Latch is a leading vendor of internet-of-things "smart" doorlocks that are in increasing use in rental housing (the company claims 10% of all new multiunit construction incorporates their product); they allow entry by keycode, keycard, and Bluetooth.
Latch's privacy policy is the usual IoT dumpster fire, allowing the company to harvest a vast amount of information from you and also share that information with a wide array of third parties, including (sometimes) your landlord. Almost every method of unlocking your Latch requires an app in the loop (even PINs that you use with a numeric keyboard are delivered by app) and the app gathers huge amounts of information on you. Moreover, landlords can choose to configure Latch locks to require the app.

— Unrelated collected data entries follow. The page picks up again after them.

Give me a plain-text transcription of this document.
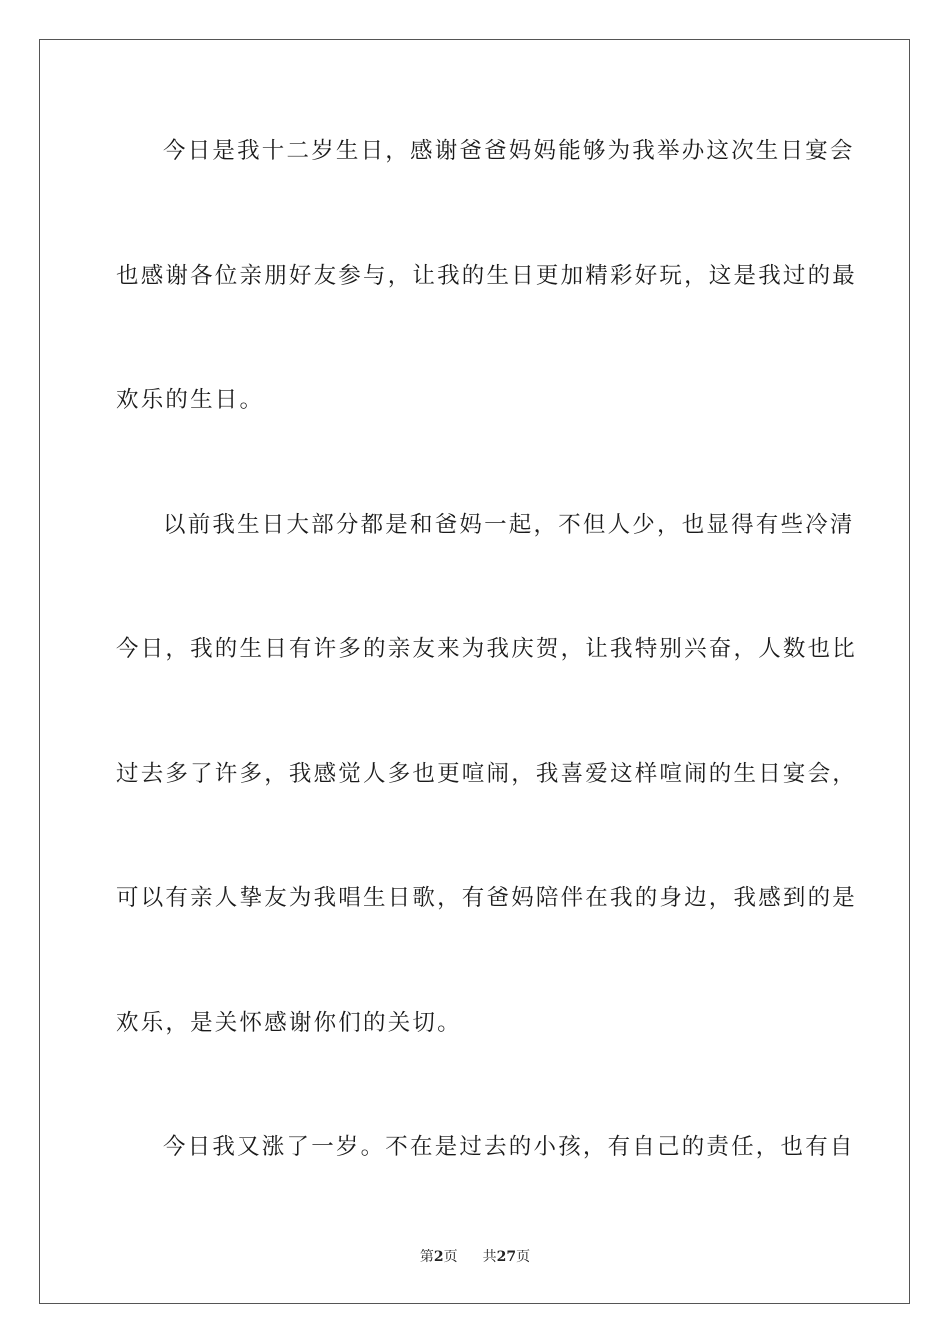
今日是我十二岁生日，感谢爸爸妈妈能够为我举办这次生日宴会
也感谢各位亲朋好友参与，让我的生日更加精彩好玩，这是我过的最
欢乐的生日。
以前我生日大部分都是和爸妈一起，不但人少，也显得有些冷清
今日，我的生日有许多的亲友来为我庆贺，让我特别兴奋，人数也比
过去多了许多，我感觉人多也更喧闹，我喜爱这样喧闹的生日宴会，
可以有亲人挚友为我唱生日歌，有爸妈陪伴在我的身边，我感到的是
欢乐，是关怀感谢你们的关切。
今日我又涨了一岁。不在是过去的小孩，有自己的责任，也有自
第2页 共27页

Latch says it doesn't actually use any of the information it gathers, and isn't actually sharing the data that it reserves the right to share, and has promised to revise the policy, but companies come and companies go, and leadership changes, and firms pivot (recall that for Facebook's first ten years, the company billed itself as pro-privacy and promised never to spy on its users).

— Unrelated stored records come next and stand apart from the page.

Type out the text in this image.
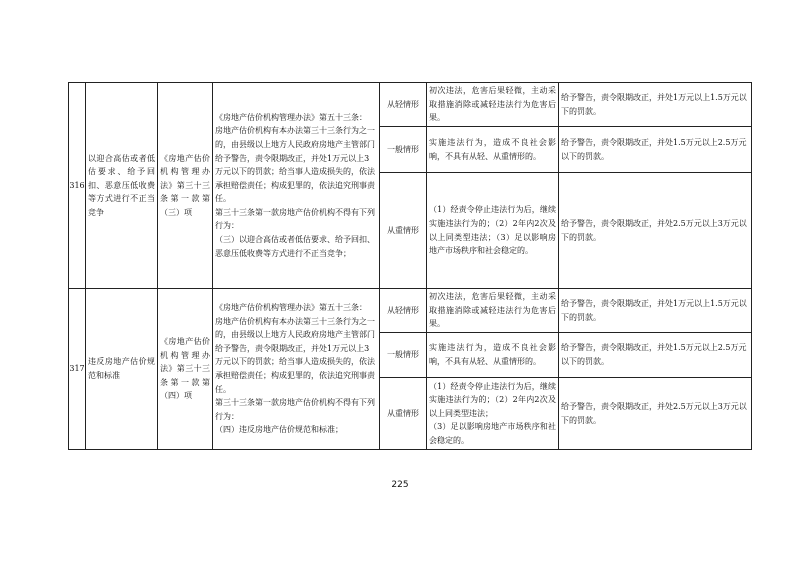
316	以迎合高估或者低估要求、给予回扣、恶意压低收费等方式进行不正当竞争	《房地产估价机构管理办法》第三十三条第一款第（三）项	《房地产估价机构管理办法》第五十三条：
房地产估价机构有本办法第三十三条行为之一的，由县级以上地方人民政府房地产主管部门给予警告，责令限期改正，并处1万元以上3万元以下的罚款；给当事人造成损失的，依法承担赔偿责任；构成犯罪的，依法追究刑事责任。
第三十三条第一款房地产估价机构不得有下列行为：
（三）以迎合高估或者低估要求、给予回扣、恶意压低收费等方式进行不正当竞争；	从轻情形	初次违法，危害后果轻微，主动采取措施消除或减轻违法行为危害后果。	给予警告，责令限期改正，并处1万元以上1.5万元以下的罚款。
				一般情形	实施违法行为，造成不良社会影响，不具有从轻、从重情形的。	给予警告，责令限期改正，并处1.5万元以上2.5万元以下的罚款。
				从重情形	（1）经责令停止违法行为后，继续实施违法行为的；（2）2年内2次及以上同类型违法；（3）足以影响房地产市场秩序和社会稳定的。	给予警告，责令限期改正，并处2.5万元以上3万元以下的罚款。
317	违反房地产估价规范和标准	《房地产估价机构管理办法》第三十三条第一款第（四）项	《房地产估价机构管理办法》第五十三条：
房地产估价机构有本办法第三十三条行为之一的，由县级以上地方人民政府房地产主管部门给予警告，责令限期改正，并处1万元以上3万元以下的罚款；给当事人造成损失的，依法承担赔偿责任；构成犯罪的，依法追究刑事责任。
第三十三条第一款房地产估价机构不得有下列行为：
（四）违反房地产估价规范和标准；	从轻情形	初次违法，危害后果轻微，主动采取措施消除或减轻违法行为危害后果。	给予警告，责令限期改正，并处1万元以上1.5万元以下的罚款。
				一般情形	实施违法行为，造成不良社会影响，不具有从轻、从重情形的。	给予警告，责令限期改正，并处1.5万元以上2.5万元以下的罚款。
				从重情形	（1）经责令停止违法行为后，继续实施违法行为的；（2）2年内2次及以上同类型违法；
（3）足以影响房地产市场秩序和社会稳定的。	给予警告，责令限期改正，并处2.5万元以上3万元以下的罚款。
225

Centrally controlled, building-wide smart locks are also a powerful tool for landlord harassment. A tenants' rights group in Hell's Kitchen claims their landlord is using the telemetry from smart locks on common areas to monitor which tenants are participating in meetings to address their grievances with the building's management, and is targeting those tenants for harassment in an attempt to force them out of their homes.
Additionally, IoT door-locks represent juicy targets for hackers, and are vulnerable to things like botched over-the-air firmware updates, like the one that bricked the front doors of 500 Airbnbs in 2017.